Por Flávia Ribeiro, Colunista de Plurale *

O momento em que vivemos de incertezas forçou toda a sociedade a repensar o que realmente precisamos em nossas vidas. Com as empresas não foi diferente. O cobertor ficou curto para todo mundo e a corrida para blindar a imagem e a reputação chegou rapidamente à descoberta da palavrinha mágica: propósito. Uma busca no acervo digital do maior jornal de negócios do País mostra que o tema ESG (sigla em inglês para environmental, social e governance) foi pauta 14 vezes entre os dias 14 e 21 de outubro. Executivos foram atropelados pelo tsunami ESG que entrou com toda a força na agenda.

Há 15 anos, a palavra Sustentabilidade estava no auge. Eufóricos, muitos profissionais de comunicação colocaram a importância da preservação do meio ambiente e questões sociais no coração das campanhas. Com o passar dos anos, máscaras caíram. O escândalo da Lava Jato, por exemplo, mostrou que relatórios de sustentabilidade não revelavam 1% dos problemas. Cresceram a criação de políticas de compliance mais duras, desenvolvimento de culturas inclusivas e anticorrupção, além da publicação de relatórios anuais mais transparentes. No entanto, ainda era pouco relevante para os investidores.
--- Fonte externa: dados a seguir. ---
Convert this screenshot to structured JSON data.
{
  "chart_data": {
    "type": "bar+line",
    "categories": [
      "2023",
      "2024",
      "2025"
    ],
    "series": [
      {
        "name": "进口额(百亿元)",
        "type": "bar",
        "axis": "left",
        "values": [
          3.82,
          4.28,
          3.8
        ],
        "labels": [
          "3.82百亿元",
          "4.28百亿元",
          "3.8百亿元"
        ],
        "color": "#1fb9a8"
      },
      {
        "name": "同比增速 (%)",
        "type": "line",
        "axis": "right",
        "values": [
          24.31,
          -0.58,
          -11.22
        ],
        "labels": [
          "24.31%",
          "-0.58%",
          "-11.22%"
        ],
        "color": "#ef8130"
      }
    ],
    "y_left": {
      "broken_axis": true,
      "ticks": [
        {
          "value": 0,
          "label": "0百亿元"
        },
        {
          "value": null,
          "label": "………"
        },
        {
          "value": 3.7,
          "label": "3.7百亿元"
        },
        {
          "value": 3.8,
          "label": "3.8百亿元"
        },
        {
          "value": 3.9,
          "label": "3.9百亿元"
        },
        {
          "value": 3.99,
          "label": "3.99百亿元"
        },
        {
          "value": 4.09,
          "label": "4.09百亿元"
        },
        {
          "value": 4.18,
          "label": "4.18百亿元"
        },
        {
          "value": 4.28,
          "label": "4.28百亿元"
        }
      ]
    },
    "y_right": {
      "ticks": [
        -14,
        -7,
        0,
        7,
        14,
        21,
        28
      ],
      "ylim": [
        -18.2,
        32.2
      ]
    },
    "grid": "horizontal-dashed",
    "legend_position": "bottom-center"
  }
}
Quando foi revelado o escândalo da Zara Brasil, há quase 10 anos, envolvendo trabalho em condições análogas a de escravos, uma amiga jornalista contou que os consumidores da marca estavam aguardando as liquidações porque os preços iriam cair. Moral da história: os clientes não conseguiram pressionar e nem convencer o segundo setor a mudar de verdade porque ele continuou comprando, mesmo com as práticas insustentáveis denunciadas pelo mercado. Foi assim que cresceu o mercado do “greenwashing”. Muitas organizações descobriram que cresciam ao reforçar uma cultura ética para a construção de marcas verdes, mesmo que o discurso não se sustentasse no longo prazo.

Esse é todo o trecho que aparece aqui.